SARS-CoV-2, Treatment Options and Relationship with Kidney Disease View PDF

*Juan Carlos H
Medicine, Mexico
*Juan Carlos H Hernández Rivera
Medicine, Mexico

*Corresponding Author:
Juan Carlos H
Medicine, Mexico
Email:uancarloshhernandezrivera@hotmail.com Juan Carlos H Hernández Rivera
Medicine, Mexico
Email:juancarloshhernandezrivera@hotmail.com

Published on: 2023-12-12

Abstract

Keywords

Introduction

The current global pandemic caused by the SARS-CoV-2 coronavirus with figures established by the Center for Systems Sciences and Engineering of the Johns Hopkins Hospital [1] in the United States until May 7, 2020, of 3,845,718 and 269,567 associated deaths that it emerged in the city of Wuhan in Hubei province [2].

The way this coronavirus binds is through the angiotensinconverting enzyme 2 (ACE2) receptor, a functional receptor for the entry of SARS-CoV-2 through its S protein; These receptors are in the lung, heart, kidney, and intestine, with a strong association with cardiovascular diseases [3]. The replication of the coronavirus already inside the cell is observed in figure 1; The mechanisms of action of multiple drugs today in therapeutic tests act at various levels to control replication.

Transmission is from person to person with direct contact, through droplets spread by coughs or sneezes. The clinical behavior after an average of 5 days of incubation will vary with age and immune system mainly, with a shorter period in those over 70 years of age with symptoms of cough, fever, and headache, with dyspnea as symptom of severity; There are some other symptoms such as arthralgia, myalgia, odynophagia, rhinorrhea, conjunctivitis, and diarrhea. The main pathogenesis is lung affection with severe pneumonia with a production of cytokines and chemocytes that lead to multi-organ failure. The laboratory findings observed are leukopenia, elevation of c-reactive protein, erythrocyte sedimentation rate, D-dimer and the cytokines involved are interleukin (IL) 1-β, IL2, IL6, IL7, IL8, IL9, IL10, and tumor necrosis factor alpha (TNF-α) [5]. Figure 2 exemplifies the clinical phases, associated with the signs and suggested management [6].

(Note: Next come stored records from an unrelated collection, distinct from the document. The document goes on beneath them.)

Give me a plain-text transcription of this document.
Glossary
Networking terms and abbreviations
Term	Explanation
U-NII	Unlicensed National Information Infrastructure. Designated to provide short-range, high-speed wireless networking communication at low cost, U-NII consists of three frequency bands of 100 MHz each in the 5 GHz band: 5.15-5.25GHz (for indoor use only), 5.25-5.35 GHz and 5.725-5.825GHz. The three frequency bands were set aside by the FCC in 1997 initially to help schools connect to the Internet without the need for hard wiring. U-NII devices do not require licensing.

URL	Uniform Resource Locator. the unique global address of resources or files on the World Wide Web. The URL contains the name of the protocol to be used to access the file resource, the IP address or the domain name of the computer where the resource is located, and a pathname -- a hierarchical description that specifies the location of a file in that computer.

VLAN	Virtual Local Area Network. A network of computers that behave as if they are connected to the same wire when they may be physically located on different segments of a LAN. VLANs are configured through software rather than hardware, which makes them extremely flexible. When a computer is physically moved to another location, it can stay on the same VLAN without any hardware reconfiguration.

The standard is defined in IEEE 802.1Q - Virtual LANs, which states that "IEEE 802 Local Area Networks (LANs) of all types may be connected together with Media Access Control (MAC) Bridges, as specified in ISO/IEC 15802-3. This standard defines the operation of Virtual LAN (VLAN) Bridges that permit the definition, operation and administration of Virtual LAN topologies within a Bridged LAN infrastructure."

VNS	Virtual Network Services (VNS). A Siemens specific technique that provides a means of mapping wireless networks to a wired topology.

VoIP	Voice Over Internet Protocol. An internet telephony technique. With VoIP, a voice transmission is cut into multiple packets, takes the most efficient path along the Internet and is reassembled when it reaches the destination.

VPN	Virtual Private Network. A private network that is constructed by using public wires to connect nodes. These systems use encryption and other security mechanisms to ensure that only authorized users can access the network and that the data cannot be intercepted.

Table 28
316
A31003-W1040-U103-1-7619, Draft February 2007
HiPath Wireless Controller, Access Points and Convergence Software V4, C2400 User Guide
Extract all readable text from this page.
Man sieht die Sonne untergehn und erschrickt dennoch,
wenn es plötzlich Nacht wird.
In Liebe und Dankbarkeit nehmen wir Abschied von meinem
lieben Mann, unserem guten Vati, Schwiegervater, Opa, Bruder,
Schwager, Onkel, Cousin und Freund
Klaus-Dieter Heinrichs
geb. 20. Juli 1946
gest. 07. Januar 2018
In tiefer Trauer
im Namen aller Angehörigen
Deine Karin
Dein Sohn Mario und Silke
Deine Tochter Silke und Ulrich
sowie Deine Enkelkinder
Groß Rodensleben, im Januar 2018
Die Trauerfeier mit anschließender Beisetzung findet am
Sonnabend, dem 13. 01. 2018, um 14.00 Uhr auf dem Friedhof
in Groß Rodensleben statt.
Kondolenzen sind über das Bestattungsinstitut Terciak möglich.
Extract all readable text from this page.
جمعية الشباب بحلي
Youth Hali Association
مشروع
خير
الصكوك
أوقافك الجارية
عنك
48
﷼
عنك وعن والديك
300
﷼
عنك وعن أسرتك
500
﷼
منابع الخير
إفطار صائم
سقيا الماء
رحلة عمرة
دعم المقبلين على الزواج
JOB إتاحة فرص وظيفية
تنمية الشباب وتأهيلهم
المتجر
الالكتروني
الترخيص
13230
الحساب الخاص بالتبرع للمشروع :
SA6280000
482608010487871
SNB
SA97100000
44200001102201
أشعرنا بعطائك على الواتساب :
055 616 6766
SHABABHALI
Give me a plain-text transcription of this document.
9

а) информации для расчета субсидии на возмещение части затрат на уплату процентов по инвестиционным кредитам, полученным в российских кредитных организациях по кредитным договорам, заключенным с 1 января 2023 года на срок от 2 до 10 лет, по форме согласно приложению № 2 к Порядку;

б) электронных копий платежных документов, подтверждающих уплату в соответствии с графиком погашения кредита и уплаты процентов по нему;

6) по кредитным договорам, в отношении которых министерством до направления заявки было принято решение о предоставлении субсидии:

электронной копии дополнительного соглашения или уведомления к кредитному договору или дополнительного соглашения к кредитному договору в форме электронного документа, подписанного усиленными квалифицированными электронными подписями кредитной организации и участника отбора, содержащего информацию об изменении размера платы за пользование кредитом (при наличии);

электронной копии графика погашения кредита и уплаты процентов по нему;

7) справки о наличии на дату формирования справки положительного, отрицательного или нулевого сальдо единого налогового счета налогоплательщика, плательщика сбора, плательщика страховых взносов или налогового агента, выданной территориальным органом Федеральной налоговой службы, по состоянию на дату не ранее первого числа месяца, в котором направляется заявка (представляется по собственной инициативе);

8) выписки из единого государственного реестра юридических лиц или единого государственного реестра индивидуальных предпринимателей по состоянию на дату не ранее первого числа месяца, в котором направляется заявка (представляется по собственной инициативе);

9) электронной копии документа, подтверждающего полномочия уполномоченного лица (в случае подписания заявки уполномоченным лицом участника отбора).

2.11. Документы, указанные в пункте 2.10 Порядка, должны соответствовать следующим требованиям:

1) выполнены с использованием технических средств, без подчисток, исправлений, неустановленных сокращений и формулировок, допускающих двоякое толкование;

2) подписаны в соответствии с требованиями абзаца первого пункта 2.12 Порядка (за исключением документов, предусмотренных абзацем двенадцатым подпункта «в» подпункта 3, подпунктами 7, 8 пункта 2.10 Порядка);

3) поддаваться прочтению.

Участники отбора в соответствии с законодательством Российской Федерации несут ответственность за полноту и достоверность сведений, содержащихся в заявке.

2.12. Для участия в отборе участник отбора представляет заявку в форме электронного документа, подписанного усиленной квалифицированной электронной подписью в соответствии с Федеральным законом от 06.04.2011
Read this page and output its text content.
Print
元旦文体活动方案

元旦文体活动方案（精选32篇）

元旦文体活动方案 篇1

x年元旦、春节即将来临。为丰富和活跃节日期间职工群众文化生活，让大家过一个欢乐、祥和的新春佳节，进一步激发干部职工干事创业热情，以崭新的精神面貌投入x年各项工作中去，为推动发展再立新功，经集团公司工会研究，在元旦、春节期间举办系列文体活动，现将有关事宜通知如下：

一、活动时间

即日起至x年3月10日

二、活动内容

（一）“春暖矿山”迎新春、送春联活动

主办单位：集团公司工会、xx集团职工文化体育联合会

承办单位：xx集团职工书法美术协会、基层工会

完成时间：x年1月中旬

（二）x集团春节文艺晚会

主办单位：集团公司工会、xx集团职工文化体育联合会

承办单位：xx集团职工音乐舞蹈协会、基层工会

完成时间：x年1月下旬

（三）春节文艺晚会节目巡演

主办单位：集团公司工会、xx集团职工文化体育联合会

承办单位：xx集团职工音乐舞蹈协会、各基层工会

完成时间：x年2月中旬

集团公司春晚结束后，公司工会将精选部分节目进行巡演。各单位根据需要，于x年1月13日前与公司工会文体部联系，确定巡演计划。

The treatments with the greatest scientific evidence without their recommendation being conclusive are the following [7]:

(a) Antiviral therapy:

• Remdesivir: Inhibitor of RNA-dependent RNA polymerase replication.

• Lopinavir/Ritonavir: Coronavirus protease inhibitor.
• Interferon beta: Synergy with Lopinavir/Ritonavir, used in severe pneumonia.

(b) Antimalarials: They manage to suppress the production and release of TNF and IL6. The potential risk of cardiac arrhythmias must be taken into account.

• Chloroquine: Inhibits pH-dependent (alkalinizing) steps in replication.

• Hydroxychloroquine: Antimalarial agent with greater potency than chloroquine

(c) Steroids: The use of steroids despite multiple studies is not recommended due to the inhibition of viral clearance and the lengthening of the duration of viremia.

(d) Convalescent plasma or immunoglobulins: Consists of taking the plasma of recovered patients to treat people who are seriously ill with the same condition.

(e) IL6 inhibitor: In this case Tocilizumab is suggested for patients with severe pneumonia, reducing oxygen consumption

Kidney disease in the context of SARS-CoV-2 infection

Renal involvement in the patient with COVID-19 infection is approximately between 5 to 15% with the development of acute kidney injury. The mechanism of kidney damage is sepsis, cytokine storm or direct cellular damage by the virus [7]. Patients with chronic kidney disease are immunocompromised patients. Acute kidney injury in patients infected with COVID-19 is induced by sepsis, so the need to maximize the effect of renal replacement therapy in the face of the exaggerated inflammatory response, high-volume hemofiltration therapies, together with membranes, have been proposed. coupled plasma filtration absorption; However, even with little evidence to support it [8].

Uremic patients on dialysis combine intrinsic fragility and a burden of comorbidities. Chronic kidney disease constitutes a relevant comorbidity and dialysis centers represent a risk as a potential vector in the spread of this pandemic. Hemodialysis patients have greater exposure than the general population because their treatment generally requires three sessions per week, making it difficult to maintain social distancing measures [9].

Kidney transplant recipients maintain a state of permanent immunosuppression and need to periodically go to hospitals for check-ups. There is not enough information to establish at the moment the prognostic factors and the course that COVID-19 infection will take in transplant recipients. Minimizing immunosuppression seems a reasonable measure in recipients diagnosed with COVID-19, in particular, cases complicated with pneumonia. The administration of protease inhibitors requires the temporary interruption of calcineurin and mTOR inhibitors due to the risk of significant interactions. In very severe cases of COVID-19, complete withdrawal of immunosuppression should be considered after evaluating the risk of rejection and graft loss [10].